Pearson believes electric power generation and greater incentives for those operating under the EPA's "cap and trade" system will be the first step. "People want to see action taking place," says GE head Jeff Immelt, noting a mood change across the world towards environmental impact. Participants hope to put pressure on the government to establish federal legislation, as opposed to letting the states determine their own policies. This would provide an easier entrance into clean emission production. The big picture here is that the push is on to put country wide legislation into place that will open doors for alternative energy companies to increase their business.

We've seen Wal-Mart (NYSE:WMT) move to install solar energy panels at a large number of stores and Sanyo (OTC:SANYY) just signed a huge deal with Hoku Scientific (HOKU) this week, sending Hoku's shares soaring upwards. In the article I linked to earlier, I mentioned a scenario like this with SolarEnertech [SOEN.OB]. Corporations are beginning to make the move towards alternative energy and this will prove to be very profitable for businesses in the industry. Companies like Evergreen Solar (ESLR) and Suntech Power (NYSE:STP) could prove to be good plays for the solar industry.

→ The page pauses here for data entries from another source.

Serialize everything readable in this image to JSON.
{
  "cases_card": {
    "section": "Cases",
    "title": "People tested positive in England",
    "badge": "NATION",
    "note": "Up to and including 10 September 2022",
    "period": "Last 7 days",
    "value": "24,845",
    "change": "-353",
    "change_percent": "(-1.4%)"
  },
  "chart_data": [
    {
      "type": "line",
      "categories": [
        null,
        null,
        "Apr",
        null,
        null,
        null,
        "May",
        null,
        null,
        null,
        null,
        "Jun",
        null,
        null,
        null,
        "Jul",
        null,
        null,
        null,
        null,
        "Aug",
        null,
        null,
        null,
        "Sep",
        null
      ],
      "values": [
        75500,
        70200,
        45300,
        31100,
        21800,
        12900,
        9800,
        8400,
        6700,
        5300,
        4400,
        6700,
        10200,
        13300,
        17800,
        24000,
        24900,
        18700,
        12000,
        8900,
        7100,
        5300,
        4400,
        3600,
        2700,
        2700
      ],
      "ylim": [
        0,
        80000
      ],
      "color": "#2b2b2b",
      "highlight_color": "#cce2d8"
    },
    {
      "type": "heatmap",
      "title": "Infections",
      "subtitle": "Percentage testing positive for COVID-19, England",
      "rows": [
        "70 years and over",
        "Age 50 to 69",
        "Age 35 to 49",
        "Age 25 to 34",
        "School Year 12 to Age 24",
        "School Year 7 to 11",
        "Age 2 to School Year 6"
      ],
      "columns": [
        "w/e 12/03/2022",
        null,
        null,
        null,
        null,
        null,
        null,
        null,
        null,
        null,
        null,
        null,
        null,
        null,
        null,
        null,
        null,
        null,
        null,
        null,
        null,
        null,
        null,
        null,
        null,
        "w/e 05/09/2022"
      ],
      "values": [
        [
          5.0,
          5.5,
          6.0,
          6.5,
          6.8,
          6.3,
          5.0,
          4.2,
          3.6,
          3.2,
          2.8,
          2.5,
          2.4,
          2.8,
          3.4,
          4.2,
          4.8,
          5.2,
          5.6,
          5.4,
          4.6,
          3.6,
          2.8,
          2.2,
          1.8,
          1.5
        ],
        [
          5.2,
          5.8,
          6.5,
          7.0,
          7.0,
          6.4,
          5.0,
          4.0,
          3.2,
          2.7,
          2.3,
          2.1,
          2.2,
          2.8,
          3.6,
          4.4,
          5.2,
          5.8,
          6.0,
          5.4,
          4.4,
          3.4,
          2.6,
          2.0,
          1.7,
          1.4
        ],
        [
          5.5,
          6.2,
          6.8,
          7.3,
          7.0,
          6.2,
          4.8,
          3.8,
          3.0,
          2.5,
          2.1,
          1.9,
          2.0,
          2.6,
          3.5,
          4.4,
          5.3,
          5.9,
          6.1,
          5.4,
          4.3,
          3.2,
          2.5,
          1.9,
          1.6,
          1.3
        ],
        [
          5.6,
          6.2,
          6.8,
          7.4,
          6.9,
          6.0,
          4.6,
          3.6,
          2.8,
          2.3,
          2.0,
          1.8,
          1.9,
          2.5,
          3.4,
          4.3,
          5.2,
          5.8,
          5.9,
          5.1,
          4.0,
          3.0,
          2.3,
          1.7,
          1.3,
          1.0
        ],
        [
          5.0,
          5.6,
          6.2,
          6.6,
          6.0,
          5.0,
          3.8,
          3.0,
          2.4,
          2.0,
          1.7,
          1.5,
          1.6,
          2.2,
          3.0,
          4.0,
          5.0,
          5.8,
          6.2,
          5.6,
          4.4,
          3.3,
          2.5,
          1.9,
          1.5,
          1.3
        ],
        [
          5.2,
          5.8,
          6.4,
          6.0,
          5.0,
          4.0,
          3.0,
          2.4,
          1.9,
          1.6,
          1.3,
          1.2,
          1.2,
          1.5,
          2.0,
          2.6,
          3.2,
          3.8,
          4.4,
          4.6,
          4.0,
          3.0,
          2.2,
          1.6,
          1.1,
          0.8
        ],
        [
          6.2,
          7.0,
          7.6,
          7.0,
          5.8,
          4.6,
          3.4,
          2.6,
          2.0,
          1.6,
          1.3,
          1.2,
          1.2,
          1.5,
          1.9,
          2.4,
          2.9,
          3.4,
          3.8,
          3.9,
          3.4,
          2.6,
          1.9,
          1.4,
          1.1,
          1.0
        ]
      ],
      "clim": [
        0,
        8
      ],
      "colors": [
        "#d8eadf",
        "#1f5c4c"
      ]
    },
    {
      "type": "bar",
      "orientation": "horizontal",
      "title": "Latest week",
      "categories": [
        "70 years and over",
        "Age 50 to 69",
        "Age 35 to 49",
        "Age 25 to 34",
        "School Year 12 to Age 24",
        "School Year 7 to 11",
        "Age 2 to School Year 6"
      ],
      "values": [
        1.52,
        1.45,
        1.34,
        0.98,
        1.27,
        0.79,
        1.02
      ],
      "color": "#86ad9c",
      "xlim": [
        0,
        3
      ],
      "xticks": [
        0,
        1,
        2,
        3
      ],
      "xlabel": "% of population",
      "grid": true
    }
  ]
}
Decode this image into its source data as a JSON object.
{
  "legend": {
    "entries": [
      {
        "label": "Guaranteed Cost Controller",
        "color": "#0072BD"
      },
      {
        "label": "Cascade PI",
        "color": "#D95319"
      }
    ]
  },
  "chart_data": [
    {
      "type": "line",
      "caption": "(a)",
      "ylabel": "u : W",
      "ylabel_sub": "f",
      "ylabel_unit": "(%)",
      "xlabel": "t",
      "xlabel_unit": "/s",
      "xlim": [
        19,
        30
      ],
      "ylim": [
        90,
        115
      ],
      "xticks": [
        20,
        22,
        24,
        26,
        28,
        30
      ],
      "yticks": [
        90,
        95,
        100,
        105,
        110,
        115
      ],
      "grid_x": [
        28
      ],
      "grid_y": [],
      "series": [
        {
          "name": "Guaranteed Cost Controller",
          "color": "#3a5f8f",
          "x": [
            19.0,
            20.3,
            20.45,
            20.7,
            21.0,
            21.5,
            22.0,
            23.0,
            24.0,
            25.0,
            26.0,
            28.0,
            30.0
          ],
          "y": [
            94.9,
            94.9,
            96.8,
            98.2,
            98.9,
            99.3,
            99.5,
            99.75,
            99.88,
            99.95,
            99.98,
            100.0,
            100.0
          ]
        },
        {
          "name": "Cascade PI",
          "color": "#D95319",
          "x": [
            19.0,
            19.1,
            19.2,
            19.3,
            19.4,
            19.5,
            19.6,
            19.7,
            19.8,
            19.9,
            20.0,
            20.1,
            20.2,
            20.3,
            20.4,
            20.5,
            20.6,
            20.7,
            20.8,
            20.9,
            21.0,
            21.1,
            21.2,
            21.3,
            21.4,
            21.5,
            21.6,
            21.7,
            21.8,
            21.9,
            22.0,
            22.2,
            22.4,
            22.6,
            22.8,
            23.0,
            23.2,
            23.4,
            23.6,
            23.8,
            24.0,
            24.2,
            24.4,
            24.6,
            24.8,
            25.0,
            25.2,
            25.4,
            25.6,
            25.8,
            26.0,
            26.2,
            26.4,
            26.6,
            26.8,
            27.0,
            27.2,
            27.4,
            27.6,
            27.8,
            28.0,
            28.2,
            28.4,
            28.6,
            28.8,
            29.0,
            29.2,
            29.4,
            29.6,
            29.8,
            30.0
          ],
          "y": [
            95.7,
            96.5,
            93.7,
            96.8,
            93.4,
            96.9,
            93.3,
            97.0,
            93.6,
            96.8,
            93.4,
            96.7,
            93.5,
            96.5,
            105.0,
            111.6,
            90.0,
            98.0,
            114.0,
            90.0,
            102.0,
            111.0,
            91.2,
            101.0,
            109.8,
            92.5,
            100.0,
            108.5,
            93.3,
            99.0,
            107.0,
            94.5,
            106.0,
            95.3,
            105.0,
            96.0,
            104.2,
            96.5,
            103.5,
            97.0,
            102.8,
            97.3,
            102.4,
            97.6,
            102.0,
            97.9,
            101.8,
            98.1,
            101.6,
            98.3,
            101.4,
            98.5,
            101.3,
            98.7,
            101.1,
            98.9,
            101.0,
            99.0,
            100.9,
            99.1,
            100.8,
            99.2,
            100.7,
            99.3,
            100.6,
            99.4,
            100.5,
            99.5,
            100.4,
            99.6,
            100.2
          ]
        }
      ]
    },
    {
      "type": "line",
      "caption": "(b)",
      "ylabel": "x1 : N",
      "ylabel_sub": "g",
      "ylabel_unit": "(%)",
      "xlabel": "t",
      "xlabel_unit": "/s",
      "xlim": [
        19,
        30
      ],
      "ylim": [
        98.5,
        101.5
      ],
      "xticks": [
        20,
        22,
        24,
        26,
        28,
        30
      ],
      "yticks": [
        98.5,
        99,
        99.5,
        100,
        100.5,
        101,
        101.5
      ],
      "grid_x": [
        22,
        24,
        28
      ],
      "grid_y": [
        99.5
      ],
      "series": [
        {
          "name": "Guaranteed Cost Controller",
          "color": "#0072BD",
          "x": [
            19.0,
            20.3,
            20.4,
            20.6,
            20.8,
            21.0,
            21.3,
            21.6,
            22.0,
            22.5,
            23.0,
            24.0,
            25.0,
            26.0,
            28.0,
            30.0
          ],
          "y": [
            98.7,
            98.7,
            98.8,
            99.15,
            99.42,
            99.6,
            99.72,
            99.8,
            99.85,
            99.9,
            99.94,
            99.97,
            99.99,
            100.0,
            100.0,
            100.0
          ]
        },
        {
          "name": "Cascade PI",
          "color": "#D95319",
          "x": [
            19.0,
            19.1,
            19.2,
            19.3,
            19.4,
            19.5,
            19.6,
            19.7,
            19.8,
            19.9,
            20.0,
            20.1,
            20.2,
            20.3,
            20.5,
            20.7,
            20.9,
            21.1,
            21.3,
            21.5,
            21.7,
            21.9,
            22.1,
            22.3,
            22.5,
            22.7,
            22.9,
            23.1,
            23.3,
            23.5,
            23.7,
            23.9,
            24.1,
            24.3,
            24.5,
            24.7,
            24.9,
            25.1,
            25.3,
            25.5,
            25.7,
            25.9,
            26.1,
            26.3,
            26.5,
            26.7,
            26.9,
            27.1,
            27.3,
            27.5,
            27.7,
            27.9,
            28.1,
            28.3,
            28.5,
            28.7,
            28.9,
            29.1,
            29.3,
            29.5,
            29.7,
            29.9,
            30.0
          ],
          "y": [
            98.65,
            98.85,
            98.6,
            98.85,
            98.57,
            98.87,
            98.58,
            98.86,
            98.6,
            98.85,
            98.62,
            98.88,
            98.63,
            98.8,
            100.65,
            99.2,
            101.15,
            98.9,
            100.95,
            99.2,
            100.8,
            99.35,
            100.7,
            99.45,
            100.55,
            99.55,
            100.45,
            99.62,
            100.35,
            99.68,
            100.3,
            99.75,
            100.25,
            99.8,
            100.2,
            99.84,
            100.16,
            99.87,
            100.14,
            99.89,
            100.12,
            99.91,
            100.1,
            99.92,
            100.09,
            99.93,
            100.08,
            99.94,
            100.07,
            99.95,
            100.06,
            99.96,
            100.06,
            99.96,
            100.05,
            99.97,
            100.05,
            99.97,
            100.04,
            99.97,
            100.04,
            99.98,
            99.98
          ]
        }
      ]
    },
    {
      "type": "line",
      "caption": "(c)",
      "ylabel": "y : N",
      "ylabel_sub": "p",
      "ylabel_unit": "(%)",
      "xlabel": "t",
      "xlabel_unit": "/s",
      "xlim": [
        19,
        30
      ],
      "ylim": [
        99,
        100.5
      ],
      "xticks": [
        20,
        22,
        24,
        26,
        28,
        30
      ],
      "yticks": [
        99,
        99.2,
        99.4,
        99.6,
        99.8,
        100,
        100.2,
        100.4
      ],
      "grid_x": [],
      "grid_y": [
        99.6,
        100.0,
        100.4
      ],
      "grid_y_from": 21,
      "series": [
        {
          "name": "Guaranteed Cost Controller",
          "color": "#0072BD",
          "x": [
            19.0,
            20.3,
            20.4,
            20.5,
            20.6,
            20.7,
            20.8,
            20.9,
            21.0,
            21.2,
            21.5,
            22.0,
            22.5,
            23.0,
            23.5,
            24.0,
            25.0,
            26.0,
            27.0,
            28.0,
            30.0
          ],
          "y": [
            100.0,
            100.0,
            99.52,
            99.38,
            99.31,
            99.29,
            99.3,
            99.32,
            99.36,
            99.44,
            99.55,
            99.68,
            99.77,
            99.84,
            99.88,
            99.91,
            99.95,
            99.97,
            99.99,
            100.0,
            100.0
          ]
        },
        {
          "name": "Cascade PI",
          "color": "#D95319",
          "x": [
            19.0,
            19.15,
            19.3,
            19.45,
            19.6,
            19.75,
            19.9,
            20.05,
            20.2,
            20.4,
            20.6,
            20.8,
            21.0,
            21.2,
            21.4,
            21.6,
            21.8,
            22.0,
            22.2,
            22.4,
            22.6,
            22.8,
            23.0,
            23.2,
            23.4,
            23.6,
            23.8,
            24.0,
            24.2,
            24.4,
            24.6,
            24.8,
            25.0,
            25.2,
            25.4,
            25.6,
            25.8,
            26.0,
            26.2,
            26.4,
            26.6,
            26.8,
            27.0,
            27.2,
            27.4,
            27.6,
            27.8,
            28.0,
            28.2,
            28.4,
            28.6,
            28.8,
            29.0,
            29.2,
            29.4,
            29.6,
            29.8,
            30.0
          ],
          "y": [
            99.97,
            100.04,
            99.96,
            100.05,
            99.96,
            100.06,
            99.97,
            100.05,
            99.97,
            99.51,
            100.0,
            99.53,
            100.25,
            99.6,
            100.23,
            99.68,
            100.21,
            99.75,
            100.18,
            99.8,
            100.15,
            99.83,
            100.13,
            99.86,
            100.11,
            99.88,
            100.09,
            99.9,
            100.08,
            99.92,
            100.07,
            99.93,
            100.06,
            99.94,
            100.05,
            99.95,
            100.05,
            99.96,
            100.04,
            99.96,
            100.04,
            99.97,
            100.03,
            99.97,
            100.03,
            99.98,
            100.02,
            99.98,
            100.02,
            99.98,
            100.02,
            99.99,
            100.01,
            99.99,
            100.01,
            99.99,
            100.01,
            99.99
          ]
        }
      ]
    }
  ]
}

Within ethanol, Pacific Ethanol (NASDAQ:PEIX), VeraSun (VSE) and Aventine (AVR) saw some nice price movements Monday, up 7.6%, 7.09% and 3.45%, respectively. An analyst at Zack's sees tremendous long-term growth in the ethanol industry and many think it could receive a boost with the President's State of the Union address tonight.

In conclusion, I'm leaning towards the solar sector for strong growth. There are larger corporate earnings to be had with ethanol in the short-term, but I believe there are more complications in the long-term. As solar technology grows and becomes more economical to implement, it will be a very viable option for companies looking to decrease their emissions and embrace a new direction.

Disclosure: I am long ESLR and PEIX.